Mas talvez Deus seja forte o suficiente para exultar na monotonia. É possível que Deus todas as manhãs diga ao sol: “Vamos de novo”; e todas as noites à lua: “Vamos de novo”. Talvez não seja uma necessidade automática que torna todas as margaridas iguais; pode ser que Deus crie todas as margaridas separadamente, mas nunca se canse de criá-las. Pode ser que ele tenha um eterno apetite de criança; pois nós pecamos e ficamos velhos, e nosso Pai é mais jovem do que nós. A repetição na natureza pode não ser mera recorrência; pode ser um bis teatral.”

G. K. Chesterton, Ortodoxia

Tomás responde: As crianças alcançam no batismo a graça e as virtudes?

Parece que as crianças não alcançam no batismo a graça e as virtudes:

1. Com efeito, não há graça e virtudes sem fé e caridade. Ora, “a fé”, diz Agostinho, “reside na vontade de quem crê”. Semelhantemente a caridade reside na vontade de quem ama. As crianças não têm o uso de sua vontade e assim não têm nem fé nem caridade. Logo, as crianças não recebem no batismo a graça e as virtudes.
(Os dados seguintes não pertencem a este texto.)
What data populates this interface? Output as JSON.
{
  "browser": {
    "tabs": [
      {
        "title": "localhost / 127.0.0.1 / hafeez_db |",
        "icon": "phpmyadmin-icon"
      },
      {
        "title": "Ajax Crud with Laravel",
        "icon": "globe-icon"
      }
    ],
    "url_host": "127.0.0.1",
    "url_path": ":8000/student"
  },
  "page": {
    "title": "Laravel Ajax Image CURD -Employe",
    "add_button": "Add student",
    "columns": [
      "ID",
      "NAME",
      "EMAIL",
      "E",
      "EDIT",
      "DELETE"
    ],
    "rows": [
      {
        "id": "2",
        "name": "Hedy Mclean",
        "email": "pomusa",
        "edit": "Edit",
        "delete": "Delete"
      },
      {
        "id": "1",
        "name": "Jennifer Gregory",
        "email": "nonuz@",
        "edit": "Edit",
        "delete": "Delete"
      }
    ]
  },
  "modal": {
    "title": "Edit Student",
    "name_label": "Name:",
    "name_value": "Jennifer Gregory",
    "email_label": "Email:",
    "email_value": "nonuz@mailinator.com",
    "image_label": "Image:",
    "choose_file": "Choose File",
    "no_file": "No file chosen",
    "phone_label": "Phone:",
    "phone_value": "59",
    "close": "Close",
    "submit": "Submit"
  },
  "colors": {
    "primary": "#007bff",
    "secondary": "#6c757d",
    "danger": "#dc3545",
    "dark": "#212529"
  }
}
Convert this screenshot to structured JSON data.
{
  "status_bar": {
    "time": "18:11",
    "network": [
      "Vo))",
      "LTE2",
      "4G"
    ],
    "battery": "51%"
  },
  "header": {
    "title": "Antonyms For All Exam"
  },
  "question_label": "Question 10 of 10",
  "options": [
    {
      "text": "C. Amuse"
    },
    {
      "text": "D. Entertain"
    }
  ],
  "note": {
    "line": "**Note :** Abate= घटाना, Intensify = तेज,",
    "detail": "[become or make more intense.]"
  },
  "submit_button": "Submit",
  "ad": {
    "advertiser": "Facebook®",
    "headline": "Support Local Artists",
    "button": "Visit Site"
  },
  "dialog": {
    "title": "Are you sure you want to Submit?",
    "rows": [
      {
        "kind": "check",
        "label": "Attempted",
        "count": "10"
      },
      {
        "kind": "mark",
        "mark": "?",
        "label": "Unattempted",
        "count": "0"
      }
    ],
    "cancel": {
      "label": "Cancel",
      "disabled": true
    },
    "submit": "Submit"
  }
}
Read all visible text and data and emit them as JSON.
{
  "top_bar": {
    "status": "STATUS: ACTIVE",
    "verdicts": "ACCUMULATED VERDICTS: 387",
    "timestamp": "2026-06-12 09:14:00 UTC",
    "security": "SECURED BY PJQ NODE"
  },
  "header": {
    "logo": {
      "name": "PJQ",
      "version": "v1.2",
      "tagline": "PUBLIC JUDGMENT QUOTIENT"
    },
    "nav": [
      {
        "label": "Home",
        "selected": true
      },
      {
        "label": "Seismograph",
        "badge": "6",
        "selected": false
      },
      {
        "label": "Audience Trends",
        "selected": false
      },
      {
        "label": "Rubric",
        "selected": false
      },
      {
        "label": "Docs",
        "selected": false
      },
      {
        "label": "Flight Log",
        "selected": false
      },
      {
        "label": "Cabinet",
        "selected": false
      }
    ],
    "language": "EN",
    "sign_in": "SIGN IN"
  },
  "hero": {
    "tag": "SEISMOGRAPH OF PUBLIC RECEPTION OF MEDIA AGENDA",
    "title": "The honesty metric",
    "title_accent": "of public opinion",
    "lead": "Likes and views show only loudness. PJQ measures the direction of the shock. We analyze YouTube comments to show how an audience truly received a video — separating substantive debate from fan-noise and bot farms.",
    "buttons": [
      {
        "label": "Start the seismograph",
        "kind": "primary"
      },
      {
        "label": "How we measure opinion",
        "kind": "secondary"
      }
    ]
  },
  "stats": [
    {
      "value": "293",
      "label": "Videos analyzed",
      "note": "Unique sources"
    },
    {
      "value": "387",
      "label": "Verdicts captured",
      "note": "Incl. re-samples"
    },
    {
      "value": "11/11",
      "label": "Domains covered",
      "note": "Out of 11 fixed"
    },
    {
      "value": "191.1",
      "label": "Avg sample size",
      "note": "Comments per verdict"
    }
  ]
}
2. Além disso, sobre o texto do Evangelho de João “Fará até obras maiores”, diz Agostinho que, para que alguém, sendo ímpio, se torne justo, “Cristo age nele, mas não sem ele”. Ora, a criança, não tendo o uso do livre-arbítrio, não coopera com Cristo para sua justificação e às vezes até resiste, quanto está em seu poder. Logo, não é justificada pela graça e pelas virtudes.

3. Ademais, diz Paulo: “Para aquele que não realiza obras, mas crê naquele que justifica o ímpio, a sua fé é levada em conta de justiça, segundo o  propósito da graça de Deus”. Ora, a criança não “crê naquele que justifica o ímpio”. Logo, não alcança nem a graça da justificação nem as virtudes.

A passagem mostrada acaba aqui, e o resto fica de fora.